# Algorithms and software for differentiable programming at the ML/PDE/DAE interface

## Project Description

The researcher on this project will develop new modelling capabilities in the differentiable programming paradigm that will enable gradient-based optimisation to be employed in complex systems whose models combine partial differential equations (PDEs), differential-algebraic equations (DAEs), and machine learning (ML).

Across physics-based and data-driven modelling, the need to optimise the modelled system for an objective is pervasive. Optimisation objectives can include the fit to observed data, minimisation of resource consumption such as energy or materials, or performance criteria such as speed or weight. Optimising these objectives requires the entire mathematical model to be differentiated with respect to its inputs. In many circumstances, the only tractable way to do this is using reverse mode algorithmic differentiation, known in the ML community as backpropagation. In short, the model code is differentiated and run backwards.

The most realistic and challenging model systems combine components represented in different ways. A complex, energy-intensive and polluting industrial process might contain mechanical components modelled by DAEs, fluid processes described by PDEs and have components for which no model is known but for which a neural network can be trained from data. Optimising the design of such systems has enormous environmental and economic benefits. This is the big prize.

Traditional algorithmic differentiation tools started with a model written in a language such as Fortran or C and differentiated at the level of the primitive options. The much more modern approach is to design a programming model to be differentiated. This enables much more efficient differentiation of higher level mathematical structures. This approach was termed “differentiable programming” in the ML community (Meijer, ESEC/FSE 2018), but similar approaches exist in PDE-based modelling (Farrell et al. 2013) and for DAE models (`-Hart 2011).

Differentiable programming treats computational models as the mathematical composition of differentiable components, and applies the chain rule to differentiate across multiple components. By matching the mathematical and software abstractions of differentiable programming tools in ML, PDEs, and DAEs, differentiable models of the most complex coupled systems will be made possible. Initial work in this field has coupled ML and PDEs (Bouziani & Ham, 2023) and ML and DAEs (Ceccon et al., 2022). This project will build the bridge between PDEs and DAEs using the software tools in those works and hence complete the triangle, delivering seamless differentiable modelling and optimisation between all three domains.

## Justification of how it fits the scope of the programme

This is a software-centred project spanning physics-based and data-driven modelling approaches.
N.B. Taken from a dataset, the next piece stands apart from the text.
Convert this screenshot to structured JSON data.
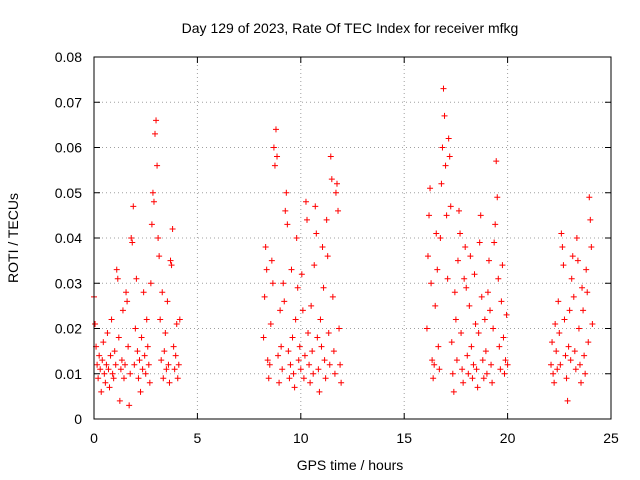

It is at the core of the CDT scope.

## Details of Software/Data Deliverables

The new simulation capability will be delivered as extensions to the Firedrake (https://www.firedrakeproject.org/), OMLT project (https://github.com/cog-imperial/OMLT), Pyadjoint (https://pyadjoint.org/) and/or Pyomo (http://www.pyomo.org/).

## References

Bouziani, Nacime and Ham, David A. Physics-driven machine learning models coupling PyTorch and Firedrake ICLR 2023 Workshop on Physics for Machine Learning, 2023 https://doi.org/10.48550/arXiv.2303.06871 Francesco Ceccon, Jordan Jalving, Joshua Haddad, Alexander Thebelt, Calvin Tsay, Carl D Laird, and Ruth Misener. 2022. OMLT: optimization & machine learning toolkit. J. Mach. Learn. Res. 23, 1, Article 349 P. E. Farrell, D. A. Ham, S. W. Funke, and M. E. Rognes, Automated Derivation of the Adjoint of High-Level Transient Finite Element Programs, SIAM Journal on Scientific Computing 2013 35:4, C369-C393 Hart, William E., Jean-Paul Watson, and David L. Woodruff. “Pyomo: modeling and solving mathematical programs in Python.” Mathematical Programming Computation 3(3) (2011): 219-260. Meijer, Erik. “Behind every great deep learning framework is an even greater programming languages concept (keynote).” Proceedings of the 2018 26th ACM Joint Meeting on European Software Engineering Conference and Symposium on the Foundations of Software Engineering. 2018.